Customer Acquisition Guide For Bootstrapped Startup Founders
Don't know how to acquire your first paying customer? This guide for Bootstrapped Founders in 2023 will get you going.

Growth can feel different.
- Against the wind — you beg people to try your product.
- With the wind in the back — people beg you to sell the product.
What is different? Your user acquisition strategy.
Most Founders start with absolutely the worst acquisition channel.
They struggle to get paying customers → Get demotivated → Give up
It shouldn’t be this way. Here is how to change it:
Step 1. Focus on acquisition tactics
One marketing channel has multiple tactics.
For example, Twitter is an acquisition channel. But you can do a lot of stuff there:
- Sending cold DMs
- Building in public
- Writing Threads
- Running giveaways
When you say, "I want to get traffic from Twitter", you are not saying anything in particular. Because different tactics will get you different results.
You need to be specific — mention what exact tactics you will execute on Twitter to get traffic from it. If you can't describe it in detail — don't do it.
Step 2. Start with the easiest quick wins
Founders who are just getting started, have these goals:
- Get the first paying customer
- Test marketing funnel
- Collect social proof
- Understand their audience
Solution? Early adopters that are willing to pay even though your product is imperfect. We are not talking about thousands of people; a dozen satisfied customers will do the job.
You need special acquisition tactics to get these early adopters. As soon as possible with the lowest amount of effort. A solopreneur's dream.

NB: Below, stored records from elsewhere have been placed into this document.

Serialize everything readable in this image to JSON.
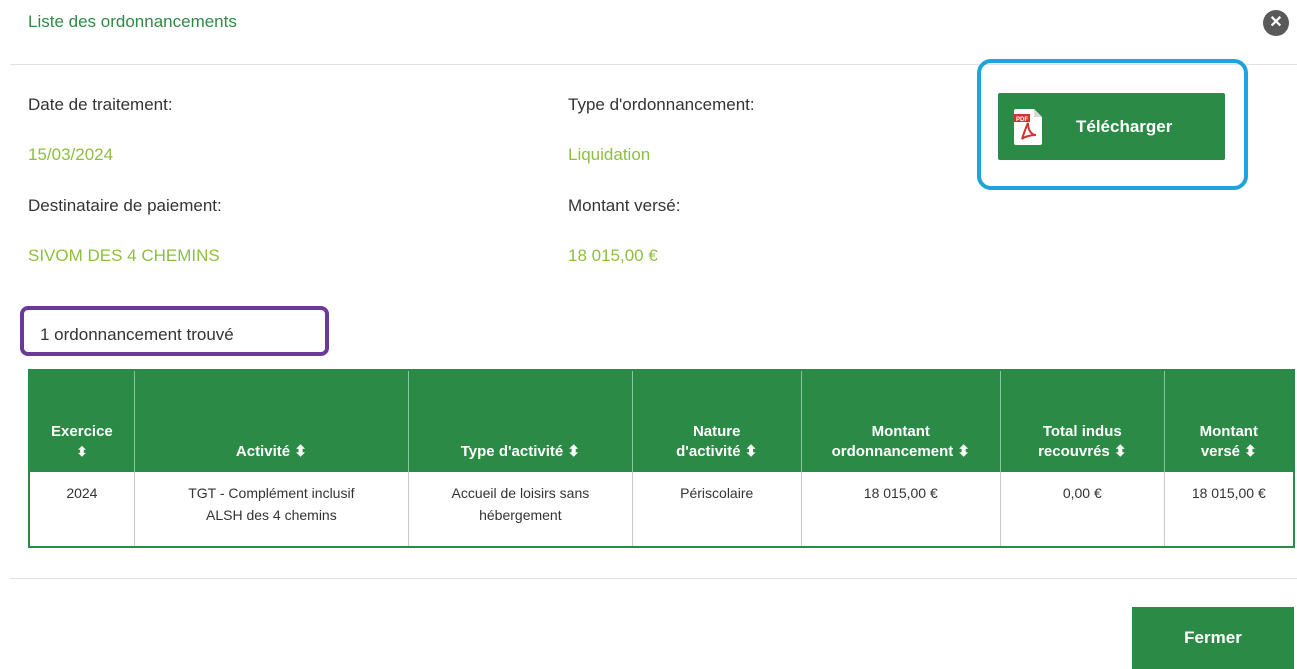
{
  "modal": {
    "title": "Liste des ordonnancements",
    "close_icon": "close-icon"
  },
  "info": {
    "date_label": "Date de traitement:",
    "date_value": "15/03/2024",
    "type_label": "Type d'ordonnancement:",
    "type_value": "Liquidation",
    "recipient_label": "Destinataire de paiement:",
    "recipient_value": "SIVOM DES 4 CHEMINS",
    "amount_label": "Montant versé:",
    "amount_value": "18 015,00 €"
  },
  "download": {
    "label": "Télécharger",
    "icon": "pdf-icon"
  },
  "results": {
    "count_text": "1 ordonnancement trouvé",
    "columns": [
      {
        "line1": "Exercice",
        "line2": "⬍"
      },
      {
        "line1": "Activité ⬍",
        "line2": ""
      },
      {
        "line1": "Type d'activité ⬍",
        "line2": ""
      },
      {
        "line1": "Nature",
        "line2": "d'activité ⬍"
      },
      {
        "line1": "Montant",
        "line2": "ordonnancement ⬍"
      },
      {
        "line1": "Total indus",
        "line2": "recouvrés ⬍"
      },
      {
        "line1": "Montant",
        "line2": "versé ⬍"
      }
    ],
    "rows": [
      {
        "exercice": "2024",
        "activite_1": "TGT - Complément inclusif",
        "activite_2": "ALSH des 4 chemins",
        "type_1": "Accueil de loisirs sans",
        "type_2": "hébergement",
        "nature": "Périscolaire",
        "montant_ord": "18 015,00 €",
        "total_indus": "0,00 €",
        "montant_verse": "18 015,00 €"
      }
    ]
  },
  "footer": {
    "close_label": "Fermer"
  },
  "colors": {
    "primary_green": "#2b8a45",
    "title_green": "#2f8a45",
    "value_green": "#8dbf3f",
    "highlight_blue": "#1ea3dc",
    "highlight_purple": "#6b3a98"
  }
}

And some tactics are better than others. Sure, you can get 10 paying customers from 6 months of doing SEO. But you can get the same result from sending 100 cold emails or launching on Product Hunt.
It's important not to do tactics that just feel good to you. You need acquisition tactics that feel good to you and are efficient for your product. Otherwise, your growth will be sluggish.
Here are 10 low-budget-friendly ideas:
- Sending Twitter DMs offering an increased free trial in exchange for a review
- Sending an early bird pricing page to your email list
- Launching on Product Hunt
- Sponsoring a newsletter via an affiliate model
- Sending cold emails with a CTA to learn more about the solution
- Posting your product on Reddit (r/Internetisbeautiful and others)
- Promoting your product on long-tail keywords with Google Ads
- Building in public on Twitter (if your product is B2B)
- Getting beta testers for your product on Polywork
- Recording short-format videos (TikTok, Reels) with the organic promotion of your product
Some of these ideas won't get you many paying customers for a long time. But they are perfect for gaining traction and momentum.
Step 3. Experiment to check the ROI
You don’t want to devote 6 months of your life to a tactic that doesn’t work for your product. Running marketing experiments will save you from it.
Your goal is to get a clear answer to the question, "Can this tactic become my growth driver for the next 3 months?". Even if it will cost you a few bucks or a wasted week of effort.
Run a cheap and fast experiment → Get the results → Make the decision
Here are a few examples:
- Thinking of content marketing on Twitter? Write one thread every day for one week.
- Thinking of cold emails? Send 50 emails with free tools and analyze the conversion rate.
- Thinking of side project marketing? Run a giveaway of a marketing freebie on Twitter.
Start small. You will always have time to overcomplicate it later.
Step 4. Nail one tactic at one time
Finally, don’t chase 10 tactics simultaneously.
You will just fail them all. There is a better way.
- Pick one acquisition tactic
- Understand it deeply
- Get significant results
- Automate it
- Run new experiments to pick a new tactic
- Make sure your new tactic leverages the existing one
- Repeat
Here is an example.
- We picked audience building on Twitter with educational threads
- We figured out what hooks work and what topics people enjoy the most
- We got at least 1M impressions and 5000 followers from threads
- We built the system to generate one month of threads in 3 days
- We experimented with new acquisition tactics around LinkedIn, YouTube, or Newsletter
- We picked repurposing threads on Linkedin (leverages the existing tactic)
This approach is more focused. It removes distractions and makes user acquisition less overwhelming. A solopreneur's dream.
Conclusion
User acquisition is critical to your startup's success.
Because the number of paying customers is the only validation of your product idea that matters. If you fail here, nothing will help you.
Bootstrapped Founders should approach marketing channels smarter. Don't try to jiggle multiple channels at once. Instead, focus and experiment.